Okay so after another day of listening, these are my impressions of the SST upgrade:
- a bit quicker and cleaner
- slightly better detailing and makes the music feel a tiny bit brighter; I had to doublecheck there wasn't an actual volume difference
- bass initially feels diminished, but when you get into the really deep sub frequencies you notice that it's more well defined; the midbass feels trimed down because it's cleaner and lacking that bloom
Overall it's a subtle change, but once it settles in it gets easier to pick out. Not a gamechanger, but a step up in all the right places. Would I recommend people send in their old 2B's and B60's? That's a bit of a tossup from me. I'm certainly happy with it, but I combined it with a checkup and cross-border excursion, and it was literally cheaper in that circumstance to get it all done at Bryston rather than do the upgrade myself. If you're on a shoestring budget and nabbed the 2B off ebay for peanuts, well then no it doesn't make sense to upgrade. If you're looking to eek out the best from your 2B/B60 and you're about due for a checkup anyways, then yeah do it. If you're Canadian but buying one from the US, then jumpin' jibblies this is absolutely the way to do it!

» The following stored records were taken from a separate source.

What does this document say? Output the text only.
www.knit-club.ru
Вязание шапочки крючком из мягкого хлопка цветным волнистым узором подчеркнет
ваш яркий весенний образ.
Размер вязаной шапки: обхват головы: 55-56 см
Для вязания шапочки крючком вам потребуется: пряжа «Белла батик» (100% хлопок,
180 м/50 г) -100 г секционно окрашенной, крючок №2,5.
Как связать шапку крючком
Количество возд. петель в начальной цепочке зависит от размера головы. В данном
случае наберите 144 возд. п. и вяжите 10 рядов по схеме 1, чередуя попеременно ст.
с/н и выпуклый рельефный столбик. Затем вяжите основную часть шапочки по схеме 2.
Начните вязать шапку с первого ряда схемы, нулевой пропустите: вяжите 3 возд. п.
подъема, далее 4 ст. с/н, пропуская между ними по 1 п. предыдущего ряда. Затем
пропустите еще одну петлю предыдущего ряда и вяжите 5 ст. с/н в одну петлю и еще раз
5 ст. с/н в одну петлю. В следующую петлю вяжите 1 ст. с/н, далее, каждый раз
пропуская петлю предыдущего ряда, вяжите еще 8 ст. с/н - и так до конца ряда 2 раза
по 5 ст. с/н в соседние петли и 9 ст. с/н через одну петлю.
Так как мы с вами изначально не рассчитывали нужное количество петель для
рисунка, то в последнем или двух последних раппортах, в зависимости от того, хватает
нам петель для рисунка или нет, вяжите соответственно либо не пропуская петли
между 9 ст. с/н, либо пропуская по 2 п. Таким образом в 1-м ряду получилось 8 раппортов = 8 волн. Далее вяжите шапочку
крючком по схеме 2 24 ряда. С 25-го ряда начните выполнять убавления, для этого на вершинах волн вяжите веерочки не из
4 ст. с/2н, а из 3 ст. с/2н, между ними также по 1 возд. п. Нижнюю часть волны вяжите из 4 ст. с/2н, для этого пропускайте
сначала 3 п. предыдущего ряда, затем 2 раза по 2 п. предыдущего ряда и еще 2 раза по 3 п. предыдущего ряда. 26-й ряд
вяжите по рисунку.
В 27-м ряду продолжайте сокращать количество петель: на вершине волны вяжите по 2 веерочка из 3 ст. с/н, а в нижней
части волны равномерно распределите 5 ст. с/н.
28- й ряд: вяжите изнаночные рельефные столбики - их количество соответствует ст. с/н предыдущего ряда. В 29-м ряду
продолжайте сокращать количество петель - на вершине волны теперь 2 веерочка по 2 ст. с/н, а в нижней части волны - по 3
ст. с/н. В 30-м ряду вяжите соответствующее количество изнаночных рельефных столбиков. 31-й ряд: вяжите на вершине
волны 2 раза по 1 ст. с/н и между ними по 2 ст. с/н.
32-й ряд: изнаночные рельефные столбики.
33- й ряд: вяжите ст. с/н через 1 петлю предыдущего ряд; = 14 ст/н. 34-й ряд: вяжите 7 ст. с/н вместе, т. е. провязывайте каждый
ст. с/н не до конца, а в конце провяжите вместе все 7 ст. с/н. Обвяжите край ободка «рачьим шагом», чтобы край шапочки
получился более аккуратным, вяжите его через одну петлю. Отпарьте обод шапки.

Now as a brief review of the built-in dac module, I wish I could be more enthusiastic but it's a bit of a *shrug* from me. I'm sure it was an excellent dac when first developed, but the dac landscape has changed dramatically in the 15(?) or so years since. Now I'm not saying it's a bad dac, not at all, but there's nothing fantastic in there either. Compared vs my NuPrime uDSD which is a rather good performing entry-level dac and headphone amp (retails $179), the Bryston module is a tiny bit airier but feels like the decays are stretched out. Detail retrieval and immersement feel roughly the same. Tonal balance of the dac module leans ever so slightly to the light side. Is it worth the add-on price if buying a new integrated? I think at the $1k+ price it commands, that's a no from me unless you really need to save the shelf space. For that kind of money you can easily get a used BDA-1 or any other number of dacs that will give you far more functionality.